The Weight of the WoodsThere is an entire little subgenre devoted to men who have withdrawn from civilization and now spend their days chopping wood, glaring at the horizon, and pretending silence counts as healing. I usually keep those movies at arm's length. There are only so many times you can watch a scarred older man insist he's done with violence before the guns inevitably come back out. Raja Collins' *Hunting Season* got past that skepticism on sheer mood. It knows violence is exhausting long before it turns violent itself, and that makes all the difference.

Mel Gibson plays Bowdrie, a survivalist hiding out in the Oklahoma woods while raising his daughter Tag (Sofia Hublitz) off the grid. What's striking about Gibson here is how little spark he tries to summon. He no longer moves like a live wire. He moves like a man whose joints argue with him every morning. Every step feels measured. Every look suggests he is quietly mapping escape routes and threat angles. So when Tag finds a badly beaten woman named January (Shelley Hennig) washed up near the river, Bowdrie's first response isn't noble urgency. It's the awful recognition that trouble has finally found its way to the cabin.

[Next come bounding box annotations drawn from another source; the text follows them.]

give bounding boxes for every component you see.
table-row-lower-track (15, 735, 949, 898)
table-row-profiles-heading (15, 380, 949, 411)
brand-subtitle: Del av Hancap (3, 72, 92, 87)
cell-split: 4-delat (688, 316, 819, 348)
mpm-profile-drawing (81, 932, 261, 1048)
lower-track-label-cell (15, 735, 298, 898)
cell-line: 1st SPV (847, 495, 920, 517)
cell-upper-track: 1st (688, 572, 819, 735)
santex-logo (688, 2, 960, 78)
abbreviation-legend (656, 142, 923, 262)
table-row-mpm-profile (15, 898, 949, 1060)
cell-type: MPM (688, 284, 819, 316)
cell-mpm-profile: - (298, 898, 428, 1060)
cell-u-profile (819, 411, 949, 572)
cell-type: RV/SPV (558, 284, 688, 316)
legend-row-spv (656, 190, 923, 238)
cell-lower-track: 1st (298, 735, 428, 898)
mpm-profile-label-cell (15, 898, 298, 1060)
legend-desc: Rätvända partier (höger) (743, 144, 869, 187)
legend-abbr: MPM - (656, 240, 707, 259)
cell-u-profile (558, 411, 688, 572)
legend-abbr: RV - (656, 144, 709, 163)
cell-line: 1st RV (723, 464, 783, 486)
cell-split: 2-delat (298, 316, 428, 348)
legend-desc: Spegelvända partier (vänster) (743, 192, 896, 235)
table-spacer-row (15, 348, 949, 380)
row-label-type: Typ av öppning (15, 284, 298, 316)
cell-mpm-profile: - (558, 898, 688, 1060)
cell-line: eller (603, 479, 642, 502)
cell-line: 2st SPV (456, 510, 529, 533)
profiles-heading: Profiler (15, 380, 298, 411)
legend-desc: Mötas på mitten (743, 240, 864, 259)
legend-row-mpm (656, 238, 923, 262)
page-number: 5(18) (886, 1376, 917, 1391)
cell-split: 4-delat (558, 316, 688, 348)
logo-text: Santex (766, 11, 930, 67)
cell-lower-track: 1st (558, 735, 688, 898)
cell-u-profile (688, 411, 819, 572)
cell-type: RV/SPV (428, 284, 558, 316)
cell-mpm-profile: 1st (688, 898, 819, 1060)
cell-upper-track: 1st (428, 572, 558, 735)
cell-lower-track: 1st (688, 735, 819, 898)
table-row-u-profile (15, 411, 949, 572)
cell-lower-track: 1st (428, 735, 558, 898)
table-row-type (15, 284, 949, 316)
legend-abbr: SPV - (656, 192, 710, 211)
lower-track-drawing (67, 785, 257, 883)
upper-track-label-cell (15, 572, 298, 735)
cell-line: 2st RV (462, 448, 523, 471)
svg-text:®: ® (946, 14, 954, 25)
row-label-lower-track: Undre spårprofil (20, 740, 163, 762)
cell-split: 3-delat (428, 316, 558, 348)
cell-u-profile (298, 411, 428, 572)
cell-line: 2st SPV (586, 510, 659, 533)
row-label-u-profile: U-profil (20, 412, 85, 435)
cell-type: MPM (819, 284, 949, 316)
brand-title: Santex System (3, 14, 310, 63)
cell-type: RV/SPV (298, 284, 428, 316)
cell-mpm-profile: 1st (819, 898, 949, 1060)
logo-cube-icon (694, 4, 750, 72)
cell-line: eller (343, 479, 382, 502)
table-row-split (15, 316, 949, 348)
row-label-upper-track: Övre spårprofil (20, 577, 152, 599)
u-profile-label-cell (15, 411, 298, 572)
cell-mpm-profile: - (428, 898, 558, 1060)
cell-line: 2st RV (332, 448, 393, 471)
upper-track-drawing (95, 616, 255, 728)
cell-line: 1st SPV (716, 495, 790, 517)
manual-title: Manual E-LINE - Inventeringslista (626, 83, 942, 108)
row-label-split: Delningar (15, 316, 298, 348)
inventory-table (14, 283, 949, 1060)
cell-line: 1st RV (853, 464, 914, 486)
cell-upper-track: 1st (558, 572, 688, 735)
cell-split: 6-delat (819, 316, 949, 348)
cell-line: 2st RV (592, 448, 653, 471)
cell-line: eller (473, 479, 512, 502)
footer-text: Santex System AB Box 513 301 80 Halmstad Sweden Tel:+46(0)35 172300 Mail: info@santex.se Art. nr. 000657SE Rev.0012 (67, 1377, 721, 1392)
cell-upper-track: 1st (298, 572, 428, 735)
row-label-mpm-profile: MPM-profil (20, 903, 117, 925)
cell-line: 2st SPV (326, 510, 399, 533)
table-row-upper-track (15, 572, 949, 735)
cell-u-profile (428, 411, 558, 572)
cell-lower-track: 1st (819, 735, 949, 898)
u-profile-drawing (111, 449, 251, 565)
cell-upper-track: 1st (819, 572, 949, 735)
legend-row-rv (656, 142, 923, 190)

Collins gives the first half room to sit in that dread. The rhythms of Bowdrie and Tag's secluded life matter, and the hush inside the cabin starts to feel almost defensive. One scene stuck with me: Tag cleaning January's wounds while Bowdrie stands in the doorway, half-hidden in shadow. He barely moves. He barely speaks. But the tightening at his jaw says everything. Their isolation is over. Whatever peace he thought he'd built was always temporary. Hublitz, for her part, keeps Tag from turning into a stock endangered teenager. She plays her as observant, capable, and old enough to see the gap between her father's protective rules and the blood now drying on their floor.

Eventually the movie has to cash the check, and it does. Alejandro, the cartel boss played by Jordi Mollà, arrives with a manic, volatile energy that crashes hard against Gibson's locked-down restraint. Some viewers will probably find that contrast too pulpy; Mollà is absolutely chewing scenery. I kind of liked the mismatch. Peter Gray at *The AU Review* was right when he wrote that "the human element elevates *Hunting Season* beyond the simplistic actioner most people will be expecting." It's not flawless, and the final firefight comes off a little rushed. But the thing that lingers isn't the action. It's the look on a man who realizes the past doesn't stay buried just because you dragged yourself far enough into the woods.